Businessmen reject high interest rate, warn of economic fallout

Industrialists and traders have rejected the latest interest rate hike, terming the move as “anti-business and anti-growth”, and said inflation was demand-push, not demand-pull, phenomenon.

The reaction came as the State Bank of Pakistan’s Monetary Policy Committee jacked up the interest rate to 17 percent – a 25-year high.

Federation of Pakistan Chambers of Commerce and Industry (FPCCI) President Irfan Iqbal Sheikh said the business community was in shock and clueless as to how they would cope with the fallout on economic activities, the viability of doing business and its inevitable adverse impacts on exports.

“The current wave of inflation is in no way a demand-pull phenomenon but, by all indicators, it is a demand-push phenomenon,” he stressed.

Sheikh said what the businessmen needed at the moment was an expansionary monetary policy but, yet again, the State Bank of Pakistan had given a contractionary monetary policy.

He warned that Pakistan would not be able to compete with the regional markets if the interest rates, especially for export refinancing, were not decreased drastically.

High cost of production amid a volatile rupee-dollar parity, uncertainty in the political and economic environment and high-interest rate would further dampen overall business activities and crush small and medium enterprises, the FPCCI chief warned.

He said if the government does not interfere immediately, there would be a lot of bankruptcies, while many export orders would not be fulfilled resulting in huge job losses and tax revenues.

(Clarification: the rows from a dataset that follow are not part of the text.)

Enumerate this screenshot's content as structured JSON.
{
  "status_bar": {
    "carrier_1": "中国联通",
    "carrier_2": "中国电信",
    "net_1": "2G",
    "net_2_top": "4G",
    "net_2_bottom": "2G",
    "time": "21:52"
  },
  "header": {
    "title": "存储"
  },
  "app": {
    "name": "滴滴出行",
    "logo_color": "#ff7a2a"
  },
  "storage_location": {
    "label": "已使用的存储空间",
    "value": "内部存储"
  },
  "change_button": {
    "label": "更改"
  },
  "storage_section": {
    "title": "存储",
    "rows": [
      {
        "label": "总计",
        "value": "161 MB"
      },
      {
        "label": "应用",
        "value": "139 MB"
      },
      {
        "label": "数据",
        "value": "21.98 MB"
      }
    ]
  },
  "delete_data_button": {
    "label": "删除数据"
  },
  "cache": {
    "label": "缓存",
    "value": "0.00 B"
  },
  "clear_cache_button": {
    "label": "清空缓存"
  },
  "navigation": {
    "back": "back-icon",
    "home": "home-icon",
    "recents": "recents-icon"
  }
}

Therefore, Sheikh urged the government to instantaneously start a consultative process with all the stakeholders to find a workable way out of the current crisis.

Korangi Association of Trade and Industry President Faraz-ur-Rehman said the interest rate hike would not only fuel inflationary pressures but it seems the SBP wants industrialists to lock up their units and earn easy profit by keeping money in banks or investing in risk-free government securities.

He said no industry could afford to do business at a 17 percent rate in the current financial crisis and added that the move would lead to the end of industrial development and the closure of industries causing huge unemployment.

Rehman demanded that the interest rate should be reduced immediately to save the industries from closure, otherwise the economic crisis would take an ugly turn.